Hardware virtualization leverages virtualization features built into the latest generations of CPUs from both Intel and AMD. These technologies, called Intel VT and AMD-V, respectively, provide extensions necessary to run unmodified guest virtual machines without the overheads inherent in full virtualization CPU emulation. In very simplistic terms, these processors provide an additional privilege mode (ring -1) above ring 0 in which the hypervisor can operate, thereby leaving ring 0 available for unmodified guest operating systems.
The following figure illustrates the Type-1 hypervisor approach to virtualization:
As outlined in the above illustration, in addition to the virtual machines, an administrative operating system or management console also runs on top of the hypervisor allowing the virtual machines to be managed by a system administrator.

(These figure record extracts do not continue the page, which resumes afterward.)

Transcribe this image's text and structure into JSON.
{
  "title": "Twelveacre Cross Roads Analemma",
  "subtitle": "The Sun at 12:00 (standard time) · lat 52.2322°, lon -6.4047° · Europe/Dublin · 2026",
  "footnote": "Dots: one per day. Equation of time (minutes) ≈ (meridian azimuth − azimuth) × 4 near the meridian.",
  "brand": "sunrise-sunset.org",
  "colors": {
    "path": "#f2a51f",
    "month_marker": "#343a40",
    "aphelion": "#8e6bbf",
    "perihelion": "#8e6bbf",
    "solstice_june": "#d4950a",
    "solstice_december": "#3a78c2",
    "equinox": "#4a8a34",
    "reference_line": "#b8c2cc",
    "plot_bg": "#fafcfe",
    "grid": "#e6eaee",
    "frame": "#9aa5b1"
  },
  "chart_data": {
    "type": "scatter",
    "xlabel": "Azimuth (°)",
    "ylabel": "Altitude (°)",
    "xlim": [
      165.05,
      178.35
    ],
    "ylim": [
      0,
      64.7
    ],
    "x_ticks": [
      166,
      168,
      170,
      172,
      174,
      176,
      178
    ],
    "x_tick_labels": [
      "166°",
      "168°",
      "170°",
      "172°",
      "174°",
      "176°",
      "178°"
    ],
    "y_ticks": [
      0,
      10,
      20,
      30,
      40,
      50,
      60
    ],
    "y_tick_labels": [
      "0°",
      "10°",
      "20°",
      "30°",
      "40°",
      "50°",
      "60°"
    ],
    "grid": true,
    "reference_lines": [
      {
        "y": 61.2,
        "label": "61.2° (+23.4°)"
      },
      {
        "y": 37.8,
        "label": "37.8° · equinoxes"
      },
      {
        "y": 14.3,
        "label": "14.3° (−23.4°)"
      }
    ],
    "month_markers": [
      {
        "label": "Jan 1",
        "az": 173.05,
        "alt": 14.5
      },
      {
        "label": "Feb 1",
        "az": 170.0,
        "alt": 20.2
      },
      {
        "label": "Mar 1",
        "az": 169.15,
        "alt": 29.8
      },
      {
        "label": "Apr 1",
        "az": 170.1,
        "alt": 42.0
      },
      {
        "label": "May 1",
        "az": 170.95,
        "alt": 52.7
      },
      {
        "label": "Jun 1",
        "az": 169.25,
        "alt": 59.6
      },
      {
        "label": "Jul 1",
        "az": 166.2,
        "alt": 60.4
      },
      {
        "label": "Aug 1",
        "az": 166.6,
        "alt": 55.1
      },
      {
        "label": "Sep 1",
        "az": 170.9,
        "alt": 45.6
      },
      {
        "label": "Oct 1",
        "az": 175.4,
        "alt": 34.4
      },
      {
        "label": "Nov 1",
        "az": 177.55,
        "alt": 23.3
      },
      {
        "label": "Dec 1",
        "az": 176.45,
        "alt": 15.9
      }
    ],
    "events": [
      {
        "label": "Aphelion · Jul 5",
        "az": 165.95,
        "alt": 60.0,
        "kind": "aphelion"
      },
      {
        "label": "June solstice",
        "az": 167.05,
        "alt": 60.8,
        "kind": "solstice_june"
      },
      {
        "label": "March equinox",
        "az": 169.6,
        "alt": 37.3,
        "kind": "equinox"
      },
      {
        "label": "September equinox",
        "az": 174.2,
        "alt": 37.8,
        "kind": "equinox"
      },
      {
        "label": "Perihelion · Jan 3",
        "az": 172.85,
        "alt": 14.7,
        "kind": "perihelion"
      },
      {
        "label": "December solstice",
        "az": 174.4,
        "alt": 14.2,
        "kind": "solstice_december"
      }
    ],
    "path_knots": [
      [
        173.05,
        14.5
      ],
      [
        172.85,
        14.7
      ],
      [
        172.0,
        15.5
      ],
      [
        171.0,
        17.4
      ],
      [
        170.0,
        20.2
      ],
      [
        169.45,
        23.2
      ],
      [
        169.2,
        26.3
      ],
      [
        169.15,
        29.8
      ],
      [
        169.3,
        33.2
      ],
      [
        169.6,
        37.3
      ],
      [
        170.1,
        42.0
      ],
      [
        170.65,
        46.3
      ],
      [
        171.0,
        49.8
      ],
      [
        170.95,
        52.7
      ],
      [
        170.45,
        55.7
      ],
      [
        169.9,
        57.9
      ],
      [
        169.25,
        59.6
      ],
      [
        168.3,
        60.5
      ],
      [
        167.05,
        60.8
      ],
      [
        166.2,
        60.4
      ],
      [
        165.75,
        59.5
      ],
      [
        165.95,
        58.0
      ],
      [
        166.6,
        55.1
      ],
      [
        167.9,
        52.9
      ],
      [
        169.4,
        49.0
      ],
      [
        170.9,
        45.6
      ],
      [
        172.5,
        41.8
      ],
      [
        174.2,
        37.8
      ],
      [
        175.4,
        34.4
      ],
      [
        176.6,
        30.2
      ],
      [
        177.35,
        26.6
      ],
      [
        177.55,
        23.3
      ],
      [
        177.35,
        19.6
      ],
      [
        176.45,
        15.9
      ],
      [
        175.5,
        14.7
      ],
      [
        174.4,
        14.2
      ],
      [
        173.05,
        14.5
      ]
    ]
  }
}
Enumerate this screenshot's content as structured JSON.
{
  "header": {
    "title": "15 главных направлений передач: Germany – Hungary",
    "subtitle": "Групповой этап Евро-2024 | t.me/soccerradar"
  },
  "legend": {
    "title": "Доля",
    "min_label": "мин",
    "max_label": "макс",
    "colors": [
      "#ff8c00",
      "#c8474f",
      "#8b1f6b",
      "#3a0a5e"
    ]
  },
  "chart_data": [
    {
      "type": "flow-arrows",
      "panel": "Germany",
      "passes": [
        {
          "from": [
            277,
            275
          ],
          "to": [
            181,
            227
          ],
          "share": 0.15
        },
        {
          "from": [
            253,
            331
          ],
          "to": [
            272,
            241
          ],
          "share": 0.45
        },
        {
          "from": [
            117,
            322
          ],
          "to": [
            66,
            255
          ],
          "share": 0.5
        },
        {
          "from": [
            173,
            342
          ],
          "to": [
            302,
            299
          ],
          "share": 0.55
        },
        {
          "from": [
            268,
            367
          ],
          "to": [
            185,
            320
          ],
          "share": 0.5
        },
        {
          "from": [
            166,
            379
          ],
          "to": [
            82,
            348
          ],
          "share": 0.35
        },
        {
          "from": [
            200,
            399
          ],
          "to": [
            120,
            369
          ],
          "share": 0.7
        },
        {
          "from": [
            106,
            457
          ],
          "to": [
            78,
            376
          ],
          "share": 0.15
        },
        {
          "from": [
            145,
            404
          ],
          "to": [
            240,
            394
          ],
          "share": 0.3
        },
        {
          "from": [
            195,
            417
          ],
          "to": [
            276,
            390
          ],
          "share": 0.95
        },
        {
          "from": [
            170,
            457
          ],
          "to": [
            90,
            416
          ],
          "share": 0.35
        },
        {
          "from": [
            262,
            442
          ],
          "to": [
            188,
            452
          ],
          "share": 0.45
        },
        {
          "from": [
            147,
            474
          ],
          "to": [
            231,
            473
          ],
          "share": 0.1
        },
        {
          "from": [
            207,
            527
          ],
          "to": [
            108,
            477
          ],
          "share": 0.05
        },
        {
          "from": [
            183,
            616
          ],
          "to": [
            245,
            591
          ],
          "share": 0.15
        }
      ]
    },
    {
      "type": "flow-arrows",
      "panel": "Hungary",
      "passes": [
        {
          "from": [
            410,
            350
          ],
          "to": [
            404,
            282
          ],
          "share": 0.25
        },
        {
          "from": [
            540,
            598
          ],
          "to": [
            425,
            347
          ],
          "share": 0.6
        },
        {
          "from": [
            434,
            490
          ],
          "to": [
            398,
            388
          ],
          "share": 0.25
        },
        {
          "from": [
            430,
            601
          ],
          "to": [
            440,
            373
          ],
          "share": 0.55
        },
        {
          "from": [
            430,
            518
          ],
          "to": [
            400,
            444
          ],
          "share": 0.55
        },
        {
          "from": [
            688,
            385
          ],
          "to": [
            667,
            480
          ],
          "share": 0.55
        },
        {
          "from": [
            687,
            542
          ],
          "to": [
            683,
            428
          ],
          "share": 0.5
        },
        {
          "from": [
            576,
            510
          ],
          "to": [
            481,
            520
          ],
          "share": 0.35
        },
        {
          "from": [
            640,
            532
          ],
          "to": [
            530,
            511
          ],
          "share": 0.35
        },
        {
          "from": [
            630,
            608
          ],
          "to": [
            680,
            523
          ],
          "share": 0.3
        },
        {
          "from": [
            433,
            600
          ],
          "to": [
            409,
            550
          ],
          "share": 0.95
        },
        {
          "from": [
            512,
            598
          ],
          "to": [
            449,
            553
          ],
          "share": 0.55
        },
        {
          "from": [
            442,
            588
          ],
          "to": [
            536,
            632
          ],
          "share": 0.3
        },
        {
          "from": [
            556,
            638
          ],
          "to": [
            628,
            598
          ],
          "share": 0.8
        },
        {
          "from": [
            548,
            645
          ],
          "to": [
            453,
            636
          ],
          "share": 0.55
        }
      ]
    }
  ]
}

Virtual Machine Networking
Virtual machines will invariably need to be connected to a network to be of any practical use. One option is for the guest to be connected to a virtual network running within the host computer’s operating system. In this configuration, any virtual machines on the virtual network can see each other, but Network Address Translation (NAT) provides access to the external network. When using the virtual network and NAT, each virtual machine is represented on the external network (the network to which the host is connected) using the IP address of the host system. This is the default behavior for KVM virtualization on RHEL 9 and generally requires no additional configuration. Typically, a single virtual network is created by default, represented by the name default and the device virbr0.
For guests to appear as individual and independent systems on the external network (i.e., with their own IP addresses), they must be configured to share a physical network interface on the host. The quickest way to achieve this is to configure the virtual machine to use the “direct connection” network configuration option (also called MacVTap), which will provide the guest system with an IP address on the same network as the host. Unfortunately, while this gives the virtual machine access to other systems on the network, it is not possible to establish a connection between the guest and the host when using the MacVTap driver.
A better option is to configure a network bridge interface on the host system to which the guests can connect. This provides the guest with an IP address on the external network while also allowing the guest and host to communicate, a topic covered in the chapter entitled Creating a RHEL 9 KVM Networked Bridge Interface.
Virtualization is the ability to run multiple guest operating systems within a single host operating system. Several approaches to virtualization have been developed, including a guest operating system and hypervisor virtualization. Hypervisor virtualization falls into two categories known as Type-1 and Type-2. Type-2 virtualization solutions are categorized as paravirtualization, full virtualization, and hardware virtualization, the latter using special virtualization features of some Intel and AMD processor models.
Virtual machine guest operating systems have several options in terms of networking, including NAT, direct connection (MacVTap), and network bridge configurations.